Dispelling rate vs. rhythm control myths

Finally, Dr. Elmouchi addressed findings from the AFFIRM and the RACE trials, both published in the Dec. 5, 2002, New England Journal of Medicine, on the advantages of rate vs. rhythm control strategies for atrial fibrillation.

In the AFFIRM trial, which was the larger of the two, patients in the rhythm-control arm were anticoagulated at their physician’s discretion, while those in the rate-control arm were receiving life-long anticoagulation.

“There was no significant difference in quality of life or total mortality,” Dr. Elmouchi said. “So what did everyone say? ‘There is no reason to get people out of fibrillation because if we slow them down, they will do fine.’ ”

The problem with that conclusion, he pointed out, is that patients in the study were asymptomatic, which isn’t the case for many atrial fibrillation patients.

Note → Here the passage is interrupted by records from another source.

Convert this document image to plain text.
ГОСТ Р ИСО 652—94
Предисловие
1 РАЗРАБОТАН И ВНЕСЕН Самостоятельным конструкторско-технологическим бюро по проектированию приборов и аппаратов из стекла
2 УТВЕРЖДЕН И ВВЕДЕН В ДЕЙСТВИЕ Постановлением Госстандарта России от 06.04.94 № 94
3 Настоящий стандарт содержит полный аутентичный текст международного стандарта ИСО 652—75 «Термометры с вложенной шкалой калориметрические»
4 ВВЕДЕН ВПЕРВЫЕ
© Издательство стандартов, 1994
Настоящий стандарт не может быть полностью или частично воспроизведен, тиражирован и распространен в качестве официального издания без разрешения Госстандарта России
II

“In totally asymptomatic patients, rate control is reasonable,” he pointed out. For patients with symptoms, however, even when you achieve rate control, they will still feel fatigue, palpitations and symptoms of heart failure.

The other important take-home message from the AFFIRM trial, he added, is that the rhythm-control arm in which patients were taken off of anticoagulation had a higher incidence of cardiovascular events.

“Regardless of whether patients are converted to sinus rhythm,” he concluded, “anticoagulation is very important.”

Phyllis Maguire is Executive Editor of Today’s Hospitalist.